Acting Minister of State for Presidential Affairs
- In office 2006–2007
- Preceded by: Morris Dukuly
- Succeeded by: Edward B. McClain Jr.

Minister of Public Works
- In office 2006
- Succeeded by: Luseni Donzo

Personal details
- Born: June 29, 1946 Montserrado County, Liberia
- Died: July 28, 2014 (aged 68) Accra, Ghana
- Spouse: Hawa Sherman ​(m. 1969)​
- Alma mater: Cuttington College (B.S.)

= Willis Knuckles =

Liberian politician

Willis DeFrancis Knuckles Jr. (June 29, 1946July 28, 2014) was a Liberian politician. In 2006, Knuckles was appointed minister of public works by President Ellen Johnson Sirleaf. Later that same year, he was made acting minister of state for presidential affairs after a cabinet reshuffle. In 2007, Knuckles resigned as acting minister due to a sex scandal.

==Biography==
Willis Knuckles was born on June 29, 1946, in Montserrado County. Knuckles received a high school diploma from the College of West Africa in 1963. He graduated from Cuttington College with a B.S. in physical sciences in 1967. He attended Columbia University but did not graduate. During his college career, he worked for the Ministry of Foreign Affairs. From 1964 to 1968, Knuckles was a member of Liberia's national volleyball team, which represented the country in the first All-Africa Games in 1965.

Knuckles married Hawa Sherman in 1969. The couple had children and foster children. Knuckles was Methodist.

In 1969, Knuckles served as secretary to Secretary of State J. Rudolph Grimes. He served as secretary general of the Liberia Football Association (LFA) from 1972 to 1975. He served as an assistant to Vice President James E. Greene from January 1972 to Greene's death in July 1977. Knuckles was then appointed by President William Tolbert as assistant minister minister for sports. He then began serving as deputy minister for youth and sports in 1979.

In 1980, Knuckles resigned as deputy minister and fled to the United States with his family following the coup d'état against President Tolbert led by Samuel Doe. He returned to Liberia in 1982. He worked with the Daily Observer newspaper between 1982 and 1984. He was also a correspondent for the BBC. In early February 1984, Knuckles was arrested by the Doe regime without charge after reporting the Daily Observers closure in January for the BBC. According to the Committee to Protect Journalists, Knuckles was physically abused in a remote prison.

Knuckles helped reorganize the LFA. In 1984, head of state Samuel Doe became chairman of the LFA, appointing Knuckles as vice chairman.
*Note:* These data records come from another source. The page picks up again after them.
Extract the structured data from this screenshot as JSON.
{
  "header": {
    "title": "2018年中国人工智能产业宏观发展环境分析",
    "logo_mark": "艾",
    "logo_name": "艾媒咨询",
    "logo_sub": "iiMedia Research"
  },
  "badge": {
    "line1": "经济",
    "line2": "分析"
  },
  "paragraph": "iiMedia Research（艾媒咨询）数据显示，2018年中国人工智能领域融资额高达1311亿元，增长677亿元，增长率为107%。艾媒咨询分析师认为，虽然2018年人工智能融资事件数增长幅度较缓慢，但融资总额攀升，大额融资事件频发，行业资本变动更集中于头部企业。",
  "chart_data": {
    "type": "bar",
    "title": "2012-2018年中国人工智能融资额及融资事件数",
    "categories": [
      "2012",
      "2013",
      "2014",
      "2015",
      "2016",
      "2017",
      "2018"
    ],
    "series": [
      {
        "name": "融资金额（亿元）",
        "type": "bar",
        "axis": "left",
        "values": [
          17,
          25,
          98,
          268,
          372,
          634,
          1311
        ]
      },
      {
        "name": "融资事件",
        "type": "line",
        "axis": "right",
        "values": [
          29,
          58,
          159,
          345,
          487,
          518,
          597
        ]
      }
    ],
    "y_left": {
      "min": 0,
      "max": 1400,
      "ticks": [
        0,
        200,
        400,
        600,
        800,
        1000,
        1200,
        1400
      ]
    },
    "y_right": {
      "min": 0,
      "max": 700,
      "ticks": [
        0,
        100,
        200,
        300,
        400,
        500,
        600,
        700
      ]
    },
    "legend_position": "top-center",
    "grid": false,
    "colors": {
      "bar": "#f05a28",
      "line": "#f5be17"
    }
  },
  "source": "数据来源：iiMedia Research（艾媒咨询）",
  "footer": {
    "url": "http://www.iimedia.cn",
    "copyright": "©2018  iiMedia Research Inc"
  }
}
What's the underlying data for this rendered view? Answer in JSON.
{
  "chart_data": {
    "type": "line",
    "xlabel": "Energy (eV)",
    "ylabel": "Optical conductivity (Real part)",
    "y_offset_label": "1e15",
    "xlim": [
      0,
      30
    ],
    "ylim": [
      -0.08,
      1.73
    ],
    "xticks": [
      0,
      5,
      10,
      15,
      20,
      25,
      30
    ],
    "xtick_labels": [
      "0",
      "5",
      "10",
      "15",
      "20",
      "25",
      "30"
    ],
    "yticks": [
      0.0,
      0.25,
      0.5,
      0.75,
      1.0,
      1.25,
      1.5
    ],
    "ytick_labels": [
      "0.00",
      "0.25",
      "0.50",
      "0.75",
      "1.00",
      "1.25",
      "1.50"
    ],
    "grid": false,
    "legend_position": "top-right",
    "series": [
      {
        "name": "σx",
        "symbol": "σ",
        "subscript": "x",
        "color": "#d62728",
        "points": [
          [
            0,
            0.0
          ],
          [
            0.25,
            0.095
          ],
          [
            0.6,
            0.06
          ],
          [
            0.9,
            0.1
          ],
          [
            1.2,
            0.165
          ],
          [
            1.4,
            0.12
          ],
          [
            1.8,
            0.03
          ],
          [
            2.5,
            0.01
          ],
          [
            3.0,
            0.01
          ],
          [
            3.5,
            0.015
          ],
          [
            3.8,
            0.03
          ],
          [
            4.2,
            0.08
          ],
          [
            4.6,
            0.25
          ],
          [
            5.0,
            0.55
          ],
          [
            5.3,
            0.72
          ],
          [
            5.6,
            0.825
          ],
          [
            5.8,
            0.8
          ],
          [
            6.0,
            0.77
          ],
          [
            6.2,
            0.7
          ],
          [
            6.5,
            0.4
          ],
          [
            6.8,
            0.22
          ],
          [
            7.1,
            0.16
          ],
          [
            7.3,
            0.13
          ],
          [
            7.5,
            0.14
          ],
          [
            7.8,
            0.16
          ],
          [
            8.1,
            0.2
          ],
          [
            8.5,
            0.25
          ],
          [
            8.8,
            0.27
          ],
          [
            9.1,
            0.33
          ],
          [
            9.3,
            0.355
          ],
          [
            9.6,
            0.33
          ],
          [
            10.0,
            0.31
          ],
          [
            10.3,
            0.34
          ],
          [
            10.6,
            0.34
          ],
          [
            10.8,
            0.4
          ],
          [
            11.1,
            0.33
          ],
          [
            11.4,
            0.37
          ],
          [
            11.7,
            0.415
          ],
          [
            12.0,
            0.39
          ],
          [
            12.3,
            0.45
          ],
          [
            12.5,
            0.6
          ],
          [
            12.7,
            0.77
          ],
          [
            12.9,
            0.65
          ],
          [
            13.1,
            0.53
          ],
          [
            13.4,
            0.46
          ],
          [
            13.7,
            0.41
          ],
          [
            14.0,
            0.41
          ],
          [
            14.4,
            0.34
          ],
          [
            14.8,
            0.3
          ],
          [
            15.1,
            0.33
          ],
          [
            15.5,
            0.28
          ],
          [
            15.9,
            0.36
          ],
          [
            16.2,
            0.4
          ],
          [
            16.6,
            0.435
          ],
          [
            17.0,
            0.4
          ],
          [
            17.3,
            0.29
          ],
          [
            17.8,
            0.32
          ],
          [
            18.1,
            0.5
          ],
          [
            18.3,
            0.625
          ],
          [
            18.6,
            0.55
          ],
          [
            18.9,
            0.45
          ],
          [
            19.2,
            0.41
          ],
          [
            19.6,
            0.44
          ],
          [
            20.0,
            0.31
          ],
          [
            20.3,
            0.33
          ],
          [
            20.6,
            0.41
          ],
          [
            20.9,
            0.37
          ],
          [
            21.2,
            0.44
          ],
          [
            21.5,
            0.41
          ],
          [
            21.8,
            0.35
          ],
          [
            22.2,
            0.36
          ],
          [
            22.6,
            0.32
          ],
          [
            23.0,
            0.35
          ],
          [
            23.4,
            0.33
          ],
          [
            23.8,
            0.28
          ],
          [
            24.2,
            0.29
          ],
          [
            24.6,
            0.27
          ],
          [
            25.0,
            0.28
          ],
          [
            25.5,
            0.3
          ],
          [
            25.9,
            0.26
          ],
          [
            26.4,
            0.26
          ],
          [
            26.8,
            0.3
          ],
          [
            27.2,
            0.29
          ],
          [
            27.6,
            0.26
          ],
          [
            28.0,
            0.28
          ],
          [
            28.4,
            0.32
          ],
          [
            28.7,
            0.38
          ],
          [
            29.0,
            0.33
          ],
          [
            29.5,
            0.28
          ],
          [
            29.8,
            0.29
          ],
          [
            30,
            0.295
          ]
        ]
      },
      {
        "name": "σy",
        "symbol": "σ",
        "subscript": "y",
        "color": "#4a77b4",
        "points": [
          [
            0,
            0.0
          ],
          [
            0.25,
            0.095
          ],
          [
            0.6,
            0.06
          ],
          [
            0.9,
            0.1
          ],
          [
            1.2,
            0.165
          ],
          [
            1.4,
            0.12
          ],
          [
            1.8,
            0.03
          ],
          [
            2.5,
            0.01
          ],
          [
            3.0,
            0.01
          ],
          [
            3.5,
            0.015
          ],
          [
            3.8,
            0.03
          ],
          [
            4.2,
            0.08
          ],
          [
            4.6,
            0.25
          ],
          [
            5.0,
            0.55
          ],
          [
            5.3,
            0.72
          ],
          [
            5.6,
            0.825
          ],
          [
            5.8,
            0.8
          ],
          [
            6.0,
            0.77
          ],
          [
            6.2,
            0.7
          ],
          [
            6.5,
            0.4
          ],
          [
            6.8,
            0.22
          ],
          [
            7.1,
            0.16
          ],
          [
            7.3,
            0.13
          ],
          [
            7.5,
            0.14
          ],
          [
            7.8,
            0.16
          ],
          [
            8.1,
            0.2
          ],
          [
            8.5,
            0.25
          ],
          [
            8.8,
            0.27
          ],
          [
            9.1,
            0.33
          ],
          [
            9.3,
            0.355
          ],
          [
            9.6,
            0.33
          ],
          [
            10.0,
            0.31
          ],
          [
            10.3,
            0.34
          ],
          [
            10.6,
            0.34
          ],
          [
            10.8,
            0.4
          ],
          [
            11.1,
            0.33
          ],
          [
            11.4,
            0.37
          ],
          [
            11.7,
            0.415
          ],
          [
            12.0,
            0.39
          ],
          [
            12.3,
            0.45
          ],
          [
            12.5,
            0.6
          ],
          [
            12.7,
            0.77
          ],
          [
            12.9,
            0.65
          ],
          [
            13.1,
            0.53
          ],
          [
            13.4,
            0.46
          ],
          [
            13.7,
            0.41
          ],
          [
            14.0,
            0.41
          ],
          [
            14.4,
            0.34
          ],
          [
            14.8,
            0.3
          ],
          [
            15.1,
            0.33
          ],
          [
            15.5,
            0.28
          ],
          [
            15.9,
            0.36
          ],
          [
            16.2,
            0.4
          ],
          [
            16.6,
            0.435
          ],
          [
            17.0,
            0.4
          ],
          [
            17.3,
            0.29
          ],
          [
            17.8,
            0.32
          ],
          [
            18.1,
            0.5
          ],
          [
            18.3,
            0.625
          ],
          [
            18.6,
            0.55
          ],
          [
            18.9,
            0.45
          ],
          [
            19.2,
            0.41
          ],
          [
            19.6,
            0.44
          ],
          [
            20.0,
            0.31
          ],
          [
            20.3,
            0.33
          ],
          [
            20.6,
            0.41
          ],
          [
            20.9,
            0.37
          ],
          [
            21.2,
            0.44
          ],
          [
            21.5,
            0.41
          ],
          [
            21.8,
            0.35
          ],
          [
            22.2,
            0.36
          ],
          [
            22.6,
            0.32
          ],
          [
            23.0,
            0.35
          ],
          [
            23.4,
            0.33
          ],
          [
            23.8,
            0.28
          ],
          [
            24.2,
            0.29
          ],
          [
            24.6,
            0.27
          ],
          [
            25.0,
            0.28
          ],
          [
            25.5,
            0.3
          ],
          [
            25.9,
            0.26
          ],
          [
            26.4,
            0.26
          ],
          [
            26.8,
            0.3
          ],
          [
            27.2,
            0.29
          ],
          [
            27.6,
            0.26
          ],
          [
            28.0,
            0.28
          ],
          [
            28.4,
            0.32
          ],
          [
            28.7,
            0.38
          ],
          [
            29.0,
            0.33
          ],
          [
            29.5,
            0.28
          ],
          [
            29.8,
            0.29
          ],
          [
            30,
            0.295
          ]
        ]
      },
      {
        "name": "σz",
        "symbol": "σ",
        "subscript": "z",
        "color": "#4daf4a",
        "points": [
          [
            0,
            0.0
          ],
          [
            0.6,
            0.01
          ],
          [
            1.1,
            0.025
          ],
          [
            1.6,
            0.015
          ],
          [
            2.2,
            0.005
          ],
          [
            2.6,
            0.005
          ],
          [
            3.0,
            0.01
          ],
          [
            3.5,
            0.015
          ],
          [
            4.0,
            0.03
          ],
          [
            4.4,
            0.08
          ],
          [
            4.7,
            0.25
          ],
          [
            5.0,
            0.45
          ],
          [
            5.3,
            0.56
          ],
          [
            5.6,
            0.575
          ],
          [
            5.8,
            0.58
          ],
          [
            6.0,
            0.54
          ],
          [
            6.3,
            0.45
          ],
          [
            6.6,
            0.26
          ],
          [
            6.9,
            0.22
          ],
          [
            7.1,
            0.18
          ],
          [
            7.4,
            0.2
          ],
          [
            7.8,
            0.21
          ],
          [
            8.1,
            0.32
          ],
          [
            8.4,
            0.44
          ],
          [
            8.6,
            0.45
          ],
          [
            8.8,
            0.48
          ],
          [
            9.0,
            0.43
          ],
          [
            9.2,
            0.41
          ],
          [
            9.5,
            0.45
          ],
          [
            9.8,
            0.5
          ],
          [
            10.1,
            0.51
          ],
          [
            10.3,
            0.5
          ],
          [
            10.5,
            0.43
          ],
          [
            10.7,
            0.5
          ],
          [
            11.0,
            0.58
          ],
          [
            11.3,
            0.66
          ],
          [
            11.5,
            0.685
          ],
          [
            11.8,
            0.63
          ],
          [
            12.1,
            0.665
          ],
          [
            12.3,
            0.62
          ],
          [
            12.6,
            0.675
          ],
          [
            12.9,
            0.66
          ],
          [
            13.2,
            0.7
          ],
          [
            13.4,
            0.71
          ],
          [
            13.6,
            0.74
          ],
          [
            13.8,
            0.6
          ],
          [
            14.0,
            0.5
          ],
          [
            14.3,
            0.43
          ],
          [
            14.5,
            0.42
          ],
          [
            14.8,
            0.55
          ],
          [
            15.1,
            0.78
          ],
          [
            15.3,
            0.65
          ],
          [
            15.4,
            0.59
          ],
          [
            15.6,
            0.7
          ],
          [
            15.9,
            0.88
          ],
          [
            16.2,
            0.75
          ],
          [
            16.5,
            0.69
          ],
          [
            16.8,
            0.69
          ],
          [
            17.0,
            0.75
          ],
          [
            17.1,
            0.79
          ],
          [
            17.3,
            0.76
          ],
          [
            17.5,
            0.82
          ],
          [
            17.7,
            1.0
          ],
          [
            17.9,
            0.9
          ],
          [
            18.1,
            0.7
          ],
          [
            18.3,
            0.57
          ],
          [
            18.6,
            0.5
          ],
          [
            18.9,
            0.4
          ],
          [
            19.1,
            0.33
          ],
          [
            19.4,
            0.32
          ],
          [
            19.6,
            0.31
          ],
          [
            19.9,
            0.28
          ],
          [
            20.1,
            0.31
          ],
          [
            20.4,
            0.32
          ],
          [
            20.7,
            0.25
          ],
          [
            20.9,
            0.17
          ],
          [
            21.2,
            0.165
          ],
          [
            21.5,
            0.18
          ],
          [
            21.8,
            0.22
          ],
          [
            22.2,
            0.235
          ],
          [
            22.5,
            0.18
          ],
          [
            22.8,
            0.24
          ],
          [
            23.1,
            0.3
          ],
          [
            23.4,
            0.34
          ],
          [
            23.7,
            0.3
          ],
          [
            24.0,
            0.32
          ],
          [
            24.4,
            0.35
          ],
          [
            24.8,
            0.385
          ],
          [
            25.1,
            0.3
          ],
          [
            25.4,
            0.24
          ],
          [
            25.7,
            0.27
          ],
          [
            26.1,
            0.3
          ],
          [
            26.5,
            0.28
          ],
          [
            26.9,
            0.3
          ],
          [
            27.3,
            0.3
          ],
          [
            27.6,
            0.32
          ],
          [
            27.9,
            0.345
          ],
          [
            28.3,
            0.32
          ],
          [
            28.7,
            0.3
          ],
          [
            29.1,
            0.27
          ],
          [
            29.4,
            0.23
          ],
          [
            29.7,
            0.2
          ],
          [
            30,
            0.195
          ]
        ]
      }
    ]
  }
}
Knuckles would resign in 1986 after coming into conflict with Doe over policy. In 1988, he founded a paper, Sports World, which was discontinued in 1990 due to the outbreak of the First Liberian Civil War.

Beginning in 1992, Knuckles served as president of the company Transglobal Express Services, which served as a link between Liberians in Liberia and those abroad, in other West African countries and the United States. Knuckles served as chairman of the board of directors of the National Oil Company of Liberia under Gyude Bryant.

James Butty of Voice of America described Knuckles as one of Ellen Johnson Sirleaf's "staunch supporters". Hours after being sworn in as president, in January 2006, Sirleaf announced a partial list of cabinet picks. Knuckles was named as minister of public works. Knuckles was initially denied confirmation by the Senate, but was confirmed following a motion of reconsideration. Following the July 26 Executive Mansion fire, President Sirleaf reshuffled her cabinet. Knuckles was appointed as acting minister of state for presidential affairs, replacing Morris Dukuly.

On February 20, 2007, the Independent Newspaper published a photo of Knuckles at a sex party with two women. Knuckles would apologize to President Sirleaf and his family in the wake of the photo's release. The ruling Unity Party would publicly stand by Knuckles during the scandal. The government banned the Independent Newspaper, revoking the paper's license for a year for publishing the photo on grounds it exposed the youth to pornography. Sam Dean, managing editor of the Independent Newspaper went into hiding following the ban, alleging his and some of his workers' lives were threatened by government agents. In a speech on February 26, President Sirleaf announced the resignation of Knuckles over the scandal. In May, the ban on the Independent Newspaper would be lifted after the government lost a lawsuit.

After resigning as minister, Knuckles mostly exited public life. Knuckles died on July 28, 2014, in Accra, Ghana, after brief illness. In 2014, the Alpha Oldtimers Sports Association named a sport stadium in Paynesville in honor of Knuckles. Knuckles was a founding member of the association in 1970, and had served as its president. In 2022, President George Weah dedicated Invincible Sports Park in Monrovia. The youth training field of the park was named in honor of Knuckles.